Liz Adams of Plant City, Florida has two children and they were among those in Florida who lost their coverage in April. She discovered it while trying to determine the time of her son’s biopsy appointment. Her son is a leukemia survivor and suffers from a variety of lingering health issues.

“I called the surgery center [asking] what time is this meeting? ‘Oh, we canceled that. He doesn’t have insurance,” she said. “So I jump on the gate and of course they don’t have insurance.”

She was incredibly frustrated to then have to try to re-enroll her children on health insurance, while figuring out how to get her son’s care back on track.

“I waited a year to get in with a rheumatologist, and we finally got the biopsy and we finally got the blood work, and I can’t do anything because they canceled my insurance,” she says.

With the help of the Family Healthcare Foundation, she was able to enroll her children in new health coverage, and she finally had her son’s biopsy postponed to the end of June.

“I’m very worried about Florida,” Alker said. “We heard the call center was overwhelmed, the reviews are very confusing in Florida – they’re very hard to understand.”

Some other states have also removed many people from Medicaid. But Alker says the trigger isn’t bad in any state.

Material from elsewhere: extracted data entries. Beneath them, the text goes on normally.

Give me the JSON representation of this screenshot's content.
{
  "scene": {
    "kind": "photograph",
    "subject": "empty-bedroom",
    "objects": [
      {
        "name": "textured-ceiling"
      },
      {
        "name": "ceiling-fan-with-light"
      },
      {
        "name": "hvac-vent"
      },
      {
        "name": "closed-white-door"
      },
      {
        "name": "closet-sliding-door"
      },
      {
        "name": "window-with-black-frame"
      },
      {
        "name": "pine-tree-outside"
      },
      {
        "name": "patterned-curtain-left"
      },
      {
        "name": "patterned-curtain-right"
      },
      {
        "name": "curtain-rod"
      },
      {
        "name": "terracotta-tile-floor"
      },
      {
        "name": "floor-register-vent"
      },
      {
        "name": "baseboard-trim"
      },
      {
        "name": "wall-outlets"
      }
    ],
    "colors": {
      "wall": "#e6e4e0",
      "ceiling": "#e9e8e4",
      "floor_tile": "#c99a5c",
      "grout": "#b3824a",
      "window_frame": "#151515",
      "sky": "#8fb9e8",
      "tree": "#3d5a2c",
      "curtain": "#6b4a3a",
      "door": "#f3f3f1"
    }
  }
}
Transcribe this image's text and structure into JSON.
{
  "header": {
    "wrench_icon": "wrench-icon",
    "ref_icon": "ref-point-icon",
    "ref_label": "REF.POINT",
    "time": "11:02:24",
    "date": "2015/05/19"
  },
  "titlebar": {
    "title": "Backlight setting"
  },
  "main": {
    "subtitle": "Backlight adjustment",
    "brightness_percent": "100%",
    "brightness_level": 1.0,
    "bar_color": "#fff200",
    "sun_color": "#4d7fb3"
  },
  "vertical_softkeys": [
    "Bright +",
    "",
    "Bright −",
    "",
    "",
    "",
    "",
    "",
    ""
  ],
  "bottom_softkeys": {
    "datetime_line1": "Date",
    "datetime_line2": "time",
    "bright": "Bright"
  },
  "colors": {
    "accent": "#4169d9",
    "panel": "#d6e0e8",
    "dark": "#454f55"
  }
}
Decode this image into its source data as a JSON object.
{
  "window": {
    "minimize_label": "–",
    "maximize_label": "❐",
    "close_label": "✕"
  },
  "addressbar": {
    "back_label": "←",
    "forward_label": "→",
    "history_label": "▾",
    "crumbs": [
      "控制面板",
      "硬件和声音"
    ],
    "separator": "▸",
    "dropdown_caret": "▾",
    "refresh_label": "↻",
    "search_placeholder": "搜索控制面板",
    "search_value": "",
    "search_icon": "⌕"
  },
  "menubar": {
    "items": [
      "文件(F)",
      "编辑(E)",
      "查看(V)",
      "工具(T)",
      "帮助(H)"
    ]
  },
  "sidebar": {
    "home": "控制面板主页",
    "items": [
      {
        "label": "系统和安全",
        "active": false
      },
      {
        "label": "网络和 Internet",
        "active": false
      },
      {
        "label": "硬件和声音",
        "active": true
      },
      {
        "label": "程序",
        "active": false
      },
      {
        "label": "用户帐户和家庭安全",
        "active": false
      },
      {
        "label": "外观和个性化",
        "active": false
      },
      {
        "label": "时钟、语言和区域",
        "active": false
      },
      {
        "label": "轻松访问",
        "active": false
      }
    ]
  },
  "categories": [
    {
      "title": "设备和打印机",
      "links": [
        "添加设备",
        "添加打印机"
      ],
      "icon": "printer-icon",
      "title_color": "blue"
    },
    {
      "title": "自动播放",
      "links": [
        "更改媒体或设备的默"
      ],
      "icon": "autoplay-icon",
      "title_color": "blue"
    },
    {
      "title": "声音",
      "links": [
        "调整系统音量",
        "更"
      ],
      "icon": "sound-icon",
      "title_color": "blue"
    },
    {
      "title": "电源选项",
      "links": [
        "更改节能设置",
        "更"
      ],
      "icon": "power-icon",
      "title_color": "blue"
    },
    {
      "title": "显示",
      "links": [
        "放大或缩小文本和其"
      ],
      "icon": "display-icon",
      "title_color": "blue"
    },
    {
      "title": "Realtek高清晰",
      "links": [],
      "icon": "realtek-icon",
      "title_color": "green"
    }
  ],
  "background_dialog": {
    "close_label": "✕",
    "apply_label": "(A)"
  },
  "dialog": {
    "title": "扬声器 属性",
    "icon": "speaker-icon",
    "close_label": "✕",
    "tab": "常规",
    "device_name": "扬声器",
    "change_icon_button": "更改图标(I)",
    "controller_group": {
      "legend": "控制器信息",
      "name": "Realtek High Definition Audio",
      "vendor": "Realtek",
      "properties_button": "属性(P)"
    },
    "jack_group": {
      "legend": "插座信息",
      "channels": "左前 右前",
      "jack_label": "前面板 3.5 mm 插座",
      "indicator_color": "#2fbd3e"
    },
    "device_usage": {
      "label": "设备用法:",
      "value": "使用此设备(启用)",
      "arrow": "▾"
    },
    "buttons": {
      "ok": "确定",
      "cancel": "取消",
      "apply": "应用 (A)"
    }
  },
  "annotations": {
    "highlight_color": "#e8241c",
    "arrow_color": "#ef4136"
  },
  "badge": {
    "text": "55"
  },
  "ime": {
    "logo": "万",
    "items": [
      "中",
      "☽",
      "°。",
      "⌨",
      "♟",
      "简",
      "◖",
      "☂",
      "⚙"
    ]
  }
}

“We really see a divergence here,” she says. “We’ve seen very, very worrying numbers from Florida, Arkansas, Indiana, but we’ve seen much more reassuring numbers from Arizona and Pennsylvania.”

In Pennsylvania, for example, only 10% of people whose Medicaid eligibility was reviewed in April lost coverage, and in Arizona that figure was 17%, according to a state report.

The federal government can require states to suspend unenrolling people from Medicaid if something goes wrong, Alker says, but whether federal health officials will use that enforcement power remains to be seen.